Only in 52% of cases, resuscitation is undertaken before the arrival of the ambulance. For comparison, in Norway and the Czech Republic, this number is over 80%. Therefore, it is not surprising that currently in our country the survival rate of cardiac arrest is slightly over 9%. Here you can get the other medical care details.
Therefore, as paramedics from Pomona, because I can, we went to St. Wojciech, to jointly implement and promote the idea of practical first aid. The courses, which, based on the European Resuscitation Council, but above all, small groups per paramedic and a large number of simulations, will allow each person to learn how to react in a life and health emergency not so much without fear, but despite it.
This is how we started our common journey, which has been going on for over a year. We divide our courses into two panels – “for parents and guardians of children” and “for everyone”, ie first aid for adults.
Some of them are:
- Widely understood fear. People are afraid that they will “do more harm than help,” which is impossible because any help is better than no help. Ignorance is not a problem, inaction is a problem.
- Fear at the level of legal consequences, i.e. fear of improper first aid. Meanwhile, the law in our country protects the person providing first aid, as stated in Article 162 of the Penal Code. We can conclude from it that it is necessary to provide first aid itself, regardless of its effectiveness. It is punishable to fail to act, and not to take it ineffectively.
- There is also no criminal liability for a medically unqualified person if the wrong way of providing help is chosen – an attempt to provide help must be made. The same applies to the health impairment of the rescued person, i.e. the famous fear of breaking the sternum and ribs of the rescued person. There are no legal consequences for this if the action was taken to save a person.
- Cognitive closure, the famous “I do not want to learn first aid, because if so, I call right away”. You can make such an assumption, but if such a person comes to save another person, which according to statistics will be someone in his household (60-70% of accidents happen at home), then starting from the phone is a rather bad idea that may cost a life.
- Another barrier, especially in the context of public places, is the phenomenon of dispersion of responsibility. It consists of a decrease in the probability of a reaction of witnesses of a crisis event along with an increase in the number of witnesses of this event. Simply put, the more people who witness the event, the fewer people will be willing to help. Distraction, also known as the diffusion of responsibility, relates directly to the bystander effect in which each witness is convinced that the other person, also the witness to the event, will be helping.
We have created three first aid steps that significantly increase the effectiveness of action, without any medical knowledge.

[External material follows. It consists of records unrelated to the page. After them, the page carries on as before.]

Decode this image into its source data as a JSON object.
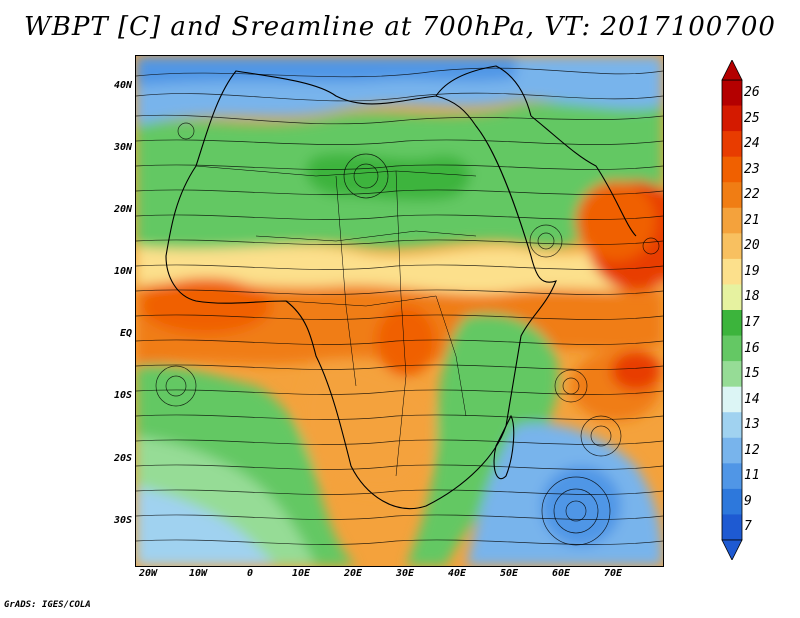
{
  "title": "WBPT [C] and Sreamline at 700hPa, VT: 2017100700",
  "credit": "GrADS: IGES/COLA",
  "map": {
    "lat_labels": [
      "40N",
      "30N",
      "20N",
      "10N",
      "EQ",
      "10S",
      "20S",
      "30S"
    ],
    "lon_labels": [
      "20W",
      "10W",
      "0",
      "10E",
      "20E",
      "30E",
      "40E",
      "50E",
      "60E",
      "70E"
    ],
    "field": "wet-bulb potential temperature",
    "overlay": "streamlines"
  },
  "colorbar": {
    "labels": [
      "26",
      "25",
      "24",
      "23",
      "22",
      "21",
      "20",
      "19",
      "18",
      "17",
      "16",
      "15",
      "14",
      "13",
      "12",
      "11",
      "9",
      "7"
    ],
    "colors": [
      "#b40000",
      "#d41a00",
      "#e83c00",
      "#f06000",
      "#f07d14",
      "#f4a23c",
      "#f8c060",
      "#fce08c",
      "#e6f2a0",
      "#3cb43c",
      "#64c864",
      "#96dc96",
      "#dcf5f5",
      "#a0d2f0",
      "#78b4ec",
      "#5096e6",
      "#2d78dc",
      "#1e5ad2"
    ]
  }
}
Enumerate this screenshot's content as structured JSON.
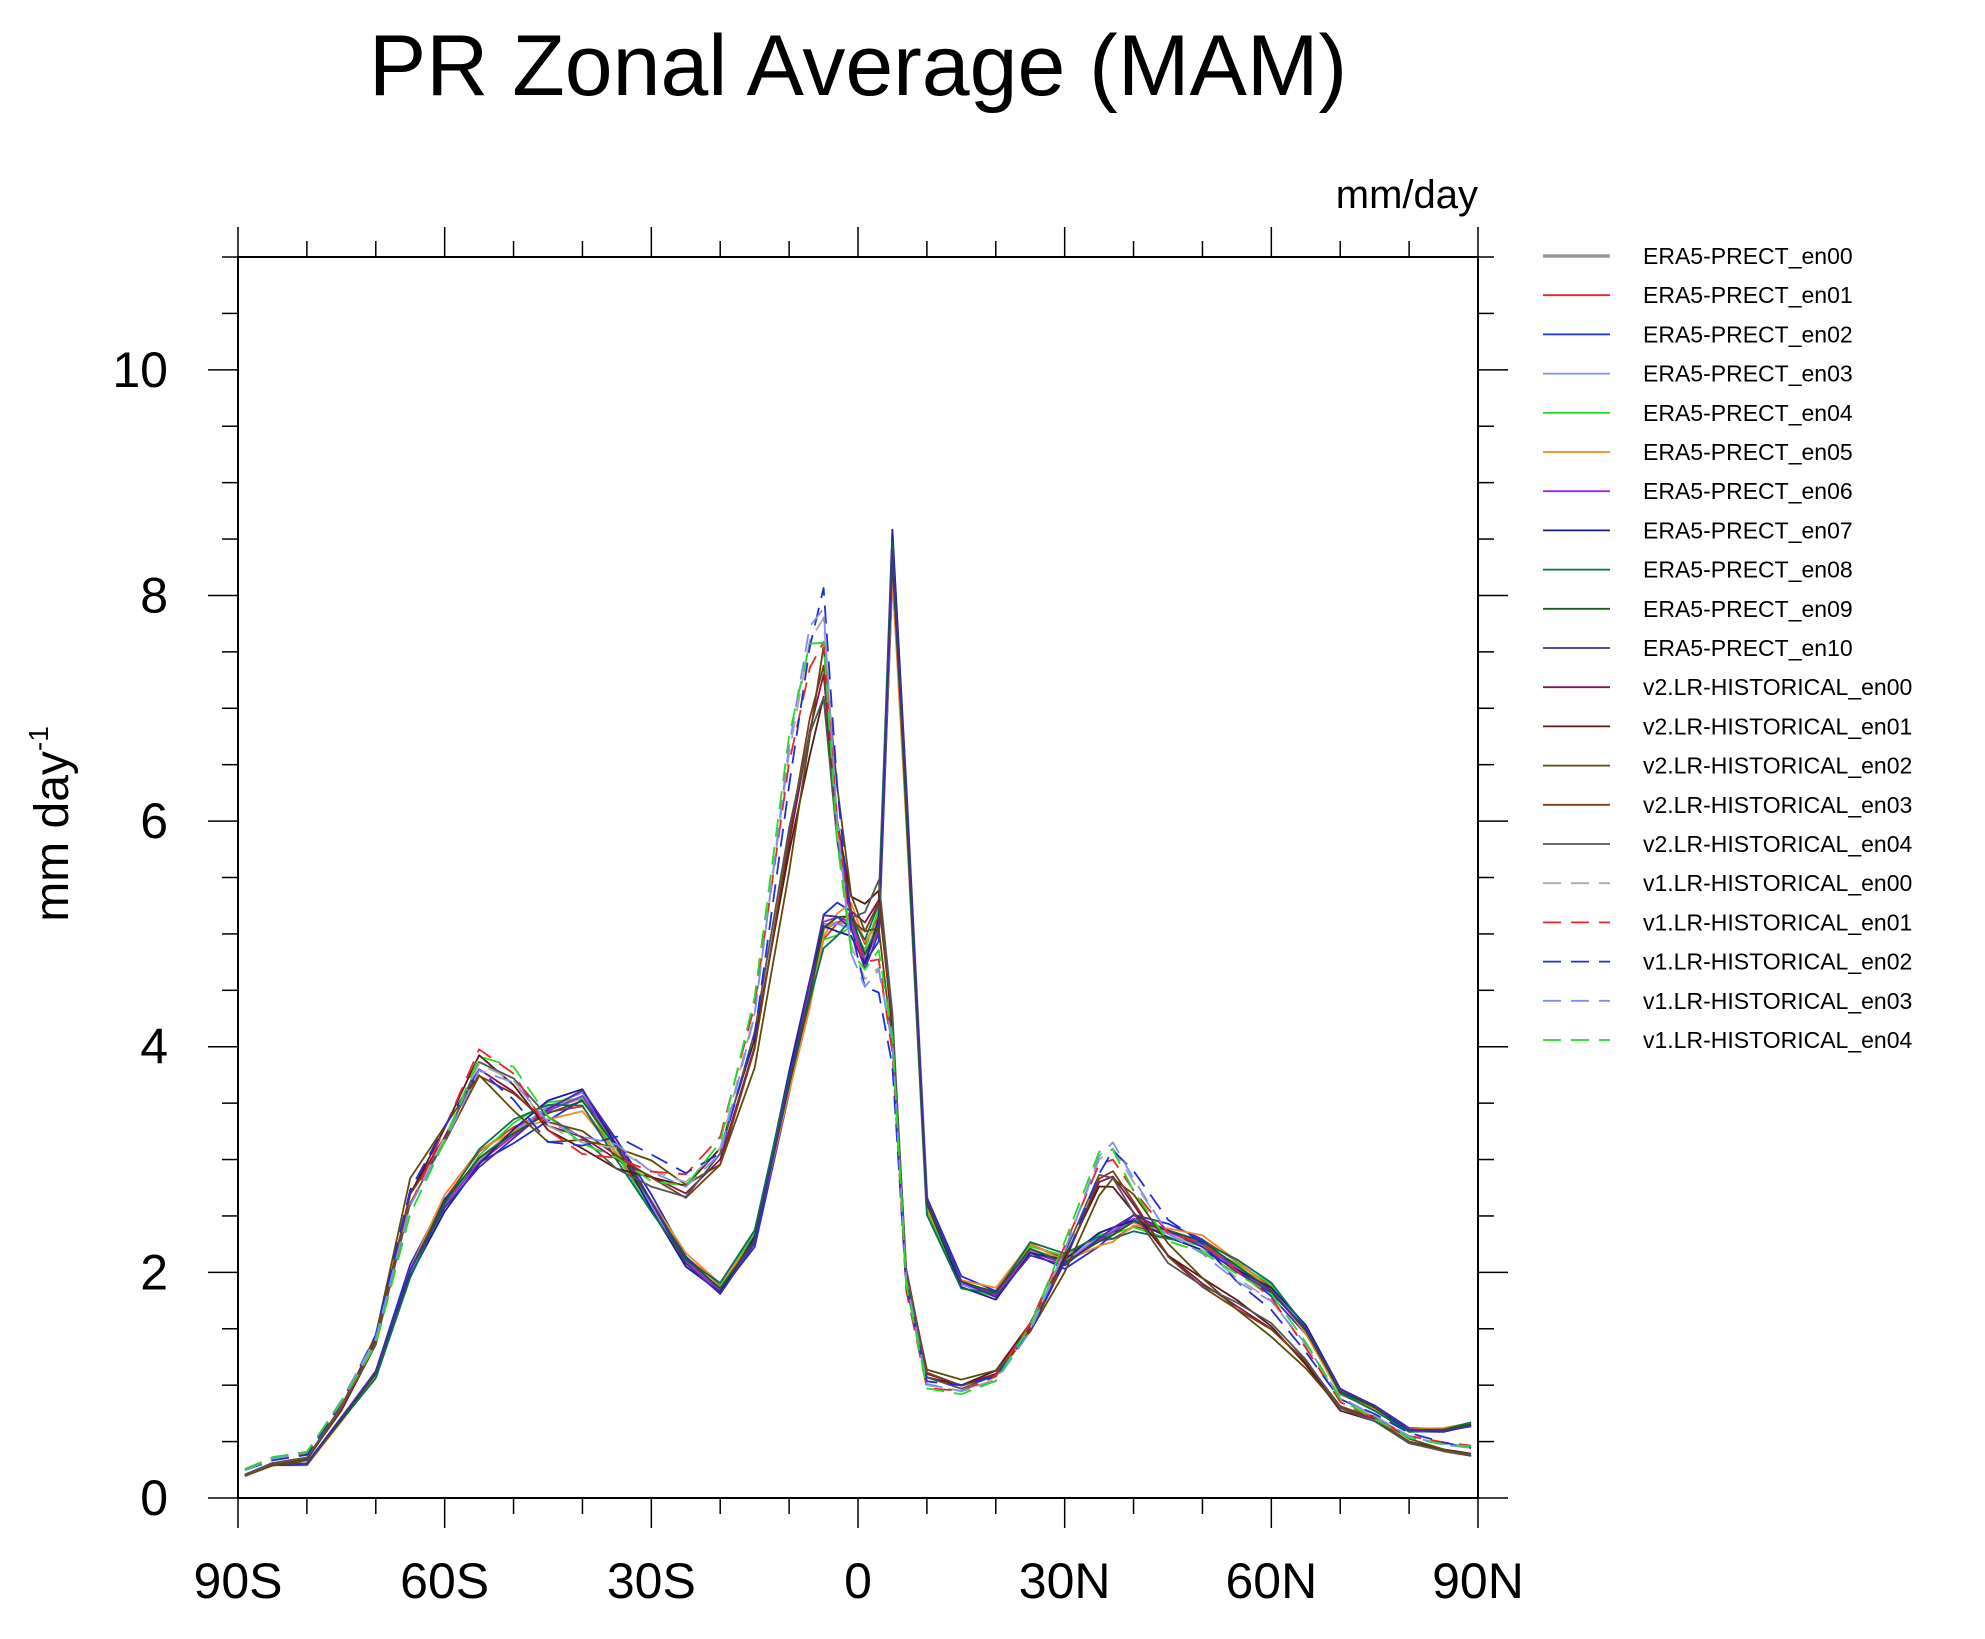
{
  "chart_data": {
    "type": "line",
    "title": "PR Zonal Average (MAM)",
    "units_label": "mm/day",
    "xlabel": "",
    "ylabel": "mm day",
    "ylabel_sup": "-1",
    "xlim": [
      -90,
      90
    ],
    "ylim": [
      0,
      11
    ],
    "xticks": [
      {
        "value": -90,
        "label": "90S"
      },
      {
        "value": -60,
        "label": "60S"
      },
      {
        "value": -30,
        "label": "30S"
      },
      {
        "value": 0,
        "label": "0"
      },
      {
        "value": 30,
        "label": "30N"
      },
      {
        "value": 60,
        "label": "60N"
      },
      {
        "value": 90,
        "label": "90N"
      }
    ],
    "yticks": [
      {
        "value": 0,
        "label": "0"
      },
      {
        "value": 2,
        "label": "2"
      },
      {
        "value": 4,
        "label": "4"
      },
      {
        "value": 6,
        "label": "6"
      },
      {
        "value": 8,
        "label": "8"
      },
      {
        "value": 10,
        "label": "10"
      }
    ],
    "x": [
      -89,
      -85,
      -80,
      -75,
      -70,
      -65,
      -60,
      -55,
      -50,
      -45,
      -40,
      -35,
      -30,
      -25,
      -20,
      -15,
      -10,
      -7,
      -5,
      -3,
      -1,
      1,
      3,
      5,
      7,
      10,
      15,
      20,
      25,
      30,
      35,
      37,
      40,
      45,
      50,
      55,
      60,
      65,
      70,
      75,
      80,
      85,
      89
    ],
    "groups": {
      "era5": [
        0.2,
        0.3,
        0.3,
        0.7,
        1.1,
        2.0,
        2.6,
        3.0,
        3.25,
        3.45,
        3.55,
        3.1,
        2.6,
        2.1,
        1.85,
        2.3,
        3.7,
        4.5,
        5.05,
        5.1,
        5.1,
        4.8,
        5.1,
        8.4,
        6.2,
        2.6,
        1.9,
        1.8,
        2.2,
        2.1,
        2.3,
        2.35,
        2.45,
        2.35,
        2.25,
        2.05,
        1.85,
        1.5,
        0.95,
        0.8,
        0.6,
        0.6,
        0.65
      ],
      "v2": [
        0.2,
        0.3,
        0.35,
        0.8,
        1.4,
        2.7,
        3.2,
        3.8,
        3.6,
        3.3,
        3.2,
        3.0,
        2.85,
        2.7,
        3.0,
        4.0,
        5.8,
        6.8,
        7.3,
        6.0,
        5.2,
        5.1,
        5.3,
        4.2,
        2.0,
        1.1,
        1.0,
        1.1,
        1.5,
        2.1,
        2.8,
        2.85,
        2.6,
        2.15,
        1.9,
        1.7,
        1.5,
        1.2,
        0.8,
        0.7,
        0.5,
        0.42,
        0.38
      ],
      "v1": [
        0.25,
        0.35,
        0.4,
        0.85,
        1.4,
        2.6,
        3.2,
        3.85,
        3.7,
        3.3,
        3.15,
        3.1,
        2.9,
        2.8,
        3.1,
        4.3,
        6.6,
        7.6,
        7.8,
        6.0,
        4.9,
        4.6,
        4.7,
        4.0,
        1.9,
        1.0,
        0.95,
        1.05,
        1.5,
        2.2,
        3.0,
        3.1,
        2.8,
        2.35,
        2.2,
        1.95,
        1.75,
        1.35,
        0.88,
        0.72,
        0.55,
        0.48,
        0.45
      ]
    },
    "series": [
      {
        "name": "ERA5-PRECT_en00",
        "color": "#999999",
        "dash": "solid",
        "group": "era5",
        "k": 0,
        "width": 3.5
      },
      {
        "name": "ERA5-PRECT_en01",
        "color": "#e8262f",
        "dash": "solid",
        "group": "era5",
        "k": 1,
        "width": 1.8
      },
      {
        "name": "ERA5-PRECT_en02",
        "color": "#1f2fd6",
        "dash": "solid",
        "group": "era5",
        "k": 2,
        "width": 1.8
      },
      {
        "name": "ERA5-PRECT_en03",
        "color": "#7f8ff0",
        "dash": "solid",
        "group": "era5",
        "k": 3,
        "width": 1.8
      },
      {
        "name": "ERA5-PRECT_en04",
        "color": "#22dd22",
        "dash": "solid",
        "group": "era5",
        "k": 4,
        "width": 1.8
      },
      {
        "name": "ERA5-PRECT_en05",
        "color": "#f08a1e",
        "dash": "solid",
        "group": "era5",
        "k": 5,
        "width": 1.8
      },
      {
        "name": "ERA5-PRECT_en06",
        "color": "#a326e0",
        "dash": "solid",
        "group": "era5",
        "k": 6,
        "width": 1.8
      },
      {
        "name": "ERA5-PRECT_en07",
        "color": "#1d1d8e",
        "dash": "solid",
        "group": "era5",
        "k": 7,
        "width": 1.8
      },
      {
        "name": "ERA5-PRECT_en08",
        "color": "#0f6e5a",
        "dash": "solid",
        "group": "era5",
        "k": 8,
        "width": 1.8
      },
      {
        "name": "ERA5-PRECT_en09",
        "color": "#1e5a22",
        "dash": "solid",
        "group": "era5",
        "k": 9,
        "width": 1.8
      },
      {
        "name": "ERA5-PRECT_en10",
        "color": "#4a2aa0",
        "dash": "solid",
        "group": "era5",
        "k": 10,
        "width": 1.8
      },
      {
        "name": "v2.LR-HISTORICAL_en00",
        "color": "#8a1055",
        "dash": "solid",
        "group": "v2",
        "k": 0,
        "width": 1.8
      },
      {
        "name": "v2.LR-HISTORICAL_en01",
        "color": "#5a1a14",
        "dash": "solid",
        "group": "v2",
        "k": 1,
        "width": 1.8
      },
      {
        "name": "v2.LR-HISTORICAL_en02",
        "color": "#5e4a0a",
        "dash": "solid",
        "group": "v2",
        "k": 2,
        "width": 1.8
      },
      {
        "name": "v2.LR-HISTORICAL_en03",
        "color": "#7a3e14",
        "dash": "solid",
        "group": "v2",
        "k": 3,
        "width": 1.8
      },
      {
        "name": "v2.LR-HISTORICAL_en04",
        "color": "#555555",
        "dash": "solid",
        "group": "v2",
        "k": 4,
        "width": 1.8
      },
      {
        "name": "v1.LR-HISTORICAL_en00",
        "color": "#aaaaaa",
        "dash": "dashed",
        "group": "v1",
        "k": 0,
        "width": 1.8
      },
      {
        "name": "v1.LR-HISTORICAL_en01",
        "color": "#e8262f",
        "dash": "dashed",
        "group": "v1",
        "k": 1,
        "width": 1.8
      },
      {
        "name": "v1.LR-HISTORICAL_en02",
        "color": "#1f2fd6",
        "dash": "dashed",
        "group": "v1",
        "k": 2,
        "width": 1.8
      },
      {
        "name": "v1.LR-HISTORICAL_en03",
        "color": "#7f8ff0",
        "dash": "dashed",
        "group": "v1",
        "k": 3,
        "width": 1.8
      },
      {
        "name": "v1.LR-HISTORICAL_en04",
        "color": "#22dd22",
        "dash": "dashed",
        "group": "v1",
        "k": 4,
        "width": 1.8
      }
    ]
  }
}
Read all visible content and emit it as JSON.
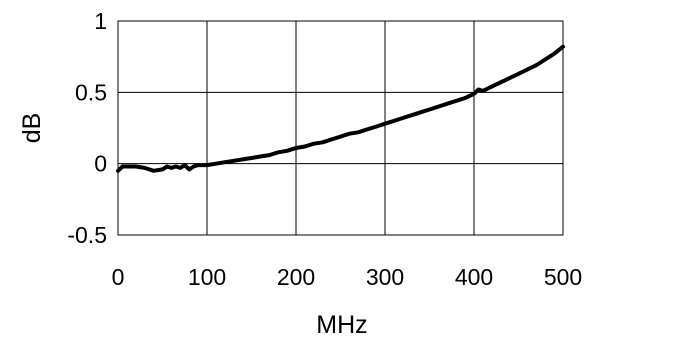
{
  "chart_data": {
    "type": "line",
    "title": "",
    "xlabel": "MHz",
    "ylabel": "dB",
    "xlim": [
      0,
      500
    ],
    "ylim": [
      -0.5,
      1
    ],
    "grid": true,
    "legend": "none",
    "x_ticks": [
      0,
      100,
      200,
      300,
      400,
      500
    ],
    "x_tick_labels": [
      "0",
      "100",
      "200",
      "300",
      "400",
      "500"
    ],
    "y_ticks": [
      -0.5,
      0,
      0.5,
      1
    ],
    "y_tick_labels": [
      "-0.5",
      "0",
      "0.5",
      "1"
    ],
    "line_color": "#000000",
    "series": [
      {
        "x": [
          0,
          5,
          10,
          20,
          30,
          40,
          50,
          55,
          60,
          65,
          70,
          75,
          80,
          85,
          90,
          100,
          110,
          120,
          130,
          140,
          150,
          160,
          170,
          180,
          190,
          200,
          210,
          220,
          230,
          240,
          250,
          260,
          270,
          280,
          290,
          300,
          310,
          320,
          330,
          340,
          350,
          360,
          370,
          380,
          390,
          400,
          405,
          410,
          420,
          430,
          440,
          450,
          460,
          470,
          480,
          490,
          500
        ],
        "y": [
          -0.05,
          -0.02,
          -0.02,
          -0.02,
          -0.03,
          -0.05,
          -0.04,
          -0.02,
          -0.03,
          -0.02,
          -0.03,
          -0.01,
          -0.04,
          -0.02,
          -0.01,
          -0.01,
          0.0,
          0.01,
          0.02,
          0.03,
          0.04,
          0.05,
          0.06,
          0.08,
          0.09,
          0.11,
          0.12,
          0.14,
          0.15,
          0.17,
          0.19,
          0.21,
          0.22,
          0.24,
          0.26,
          0.28,
          0.3,
          0.32,
          0.34,
          0.36,
          0.38,
          0.4,
          0.42,
          0.44,
          0.46,
          0.49,
          0.52,
          0.51,
          0.54,
          0.57,
          0.6,
          0.63,
          0.66,
          0.69,
          0.73,
          0.77,
          0.82
        ]
      }
    ]
  }
}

1) The first step is your safety. The best rescuer is a live rescuer. It is fundamental to make the action more likely to be successful. First, we have to take care of ourselves, look around to see if we can approach the injured person. The point is not to multiply the victims. A good example here is flight attendants who, in the safety instructions given before the flight, always say that the first thing to do is put on the mask, and then the child.
2) The second step is the assessment of the victim’s condition. Conscious / unconscious, breathing / not breathing.
We assess whether our victim reacts and is breathing. In first aid, we do not check the pulse without medical knowledge. If the victim reacts to sound and touch, we can use the SAMPLE interview to find out quickly what has happened and if help is needed. If there is no reaction to sound and touch, we open the airways to check if she is breathing. We watch for 10 seconds.
If there is a shortness of breath or abnormal breathing, the third step is to ask a specific person to call for help or call for help on their own and proceed with CPR immediately.
3) The third step, that is, the proper call for help and rescue operations should take place in parallel, especially if there is a person to help.
If the victim is unconscious and breathing, it is important to put him/her in a side position and check that he/she is still breathing every minute. We repeat this assessment until the arrival of the emergency medical team.
We teach not only the above-mentioned three possibilities (conscious/unconscious breathing/unconscious non-breathing) but many other life-threatening conditions, such as choking in infants, children, and adults, how to deal with anaphylactic shock or first aid in burns and broadly understood injuries. Because first aid is simple to help.